Just a week after that performance, Scout bumped Clark into five-star territory, and their head of scouting gave an "eeeeeeeeee"-worthy report on his game:
“One of the best words I can use to describe a football player is 'tenacious', and Clark is absolutely tenacious,” Scout.com director of scouting Scott Kennedy said. “It doesn't matter if he's lining up at defensive end, outside linebacker, blocking tight end, or slot receiver, he does everything with the mindset of dominating his opponent.
“Looking at the combination of his size and athleticism, his non-stop ability to attack, and his skill of playing different positions from blocking, catching, disengaging from blockers, or occupying double teams, we're looking at a five-star college prospect, and the best tight end I've seen this year.”
Yes, I couldn't figure out what not to put in bold in the second paragraph, so ALL BOLD EVERYTHING.
Clark could be headed into similarly lofty territory on Rivals after excelling at their invite-only (and Rivals-reporters-only) Five-Star Challenge a couple weeks ago. He earned top tight end honors despite getting dinged up on the first day of camp, and after it was over Mike Farrell listed him as one of the ten prospects who most helped their stock ($):
Clark is a huge tight end who can move and catches the ball well. He has a rumbling running style and you can tell he's a load to bring down when he reaches top speed. He showed soft hands, he was a big target and he was tough coming back from an injury day one to be the most productive tight end on the event's second day.
In Farrell's post-camp awards column, Clark earned honorable mention for most physically impressive and best work ethic, and Farrell suggested he's in line to move up when Rivals updates their rankings.
Michigan's tight end recruiting has been focused in recent classes on three types of players: lanky receiver types (Devin Funchess, Ian Bunting), smaller fullback/H-Back types (Khalid Hill, Wyatt Shallman), and all-around guys who can hold up on the line while still providing plenty in the passing game (Jake Butt). Clark definitely falls into the last category.

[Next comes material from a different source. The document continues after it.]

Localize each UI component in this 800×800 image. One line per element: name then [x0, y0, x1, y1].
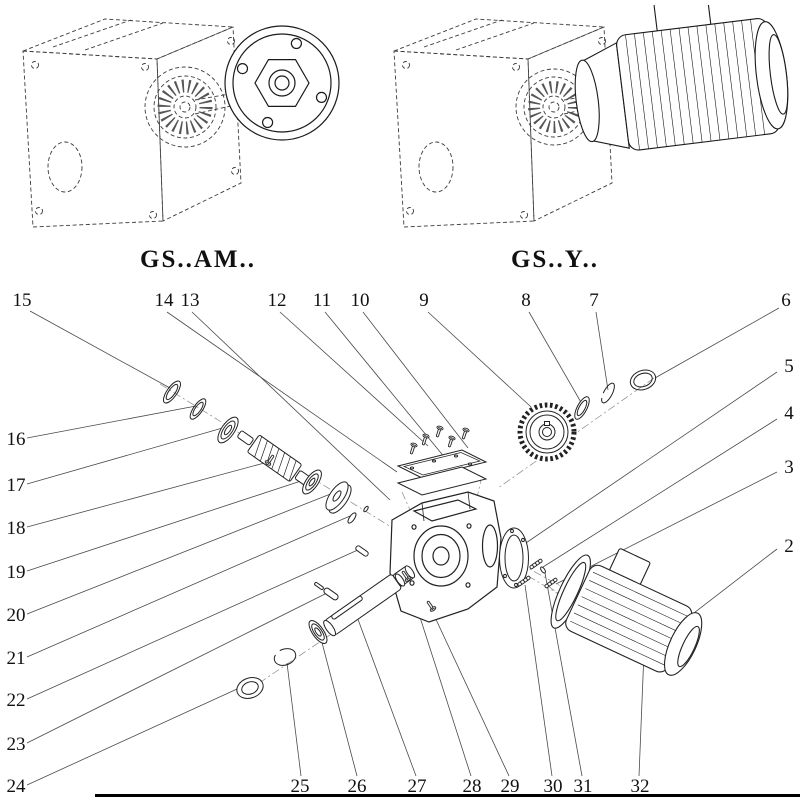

In addition to his finalists, Clark held offers from Alabama, Arizona, Arizona State, Arkansas, Auburn, Boston College, Cincinnati, Florida, Florida State, Georgia, Illinois, Indiana, Iowa, Kentucky, Louisville, LSU, Maryland, Miami (YTM), Mississippi State, Mizzou, NC State, Nebraska, Notre Dame, Ole Miss, Penn State, Pitt, Purdue, South Carolina, Syracuse, Tennessee, Texas Tech, UCF, Virginia, and Virginia Tech, among a few others.
Rather prestigious list, that.
Avon Old Farms is a private school with a history of producing players who end up mostly at academically-inclined East Coast schools. You're familiar with one of the exceptions: former Michigan running back Mike Cox, who eventually transferred to UMass to finish out his career.
Clark caught 39 passes for 417 yards and six touchdowns in his junior season, breaking out as a receiver despite adding 40 pounds after his sophomore season.
FAKE 40 TIME
Rivals lists a pretty darn reasonable time of 4.72 seconds, which I'll give two FAKEs out of five.
Single game cut-ups from his junior and sophomore seasons are available on his Hudl page.
PREDICTION BASED ON FLIMSY EVIDENCE
Clark looks like one of the likeliest candidates in the 2015 class to make an immediate impact when he gets to campus, as he already boasts the size to play tight end as a junior in high school. Jake Butt will be a junior when Clark is a freshman, so he should be able to slowly work his way onto the field as a freshman as he gets a grasp on Doug Nussmeier's offense and the college game as a whole. When Butt graduates after the 2016 season, Clark is the clear-cut candidate to take over as the every-down tight end.
UPSHOT FOR THE REST OF THE CLASS
Michigan now has eight spots filled for the 2015 class; our best guess is this class will be around 16 players in total. Top priorities include running back, wide receiver, defensive end, outside linebacker, and a cornerback to replace Shaun Crawford in the class.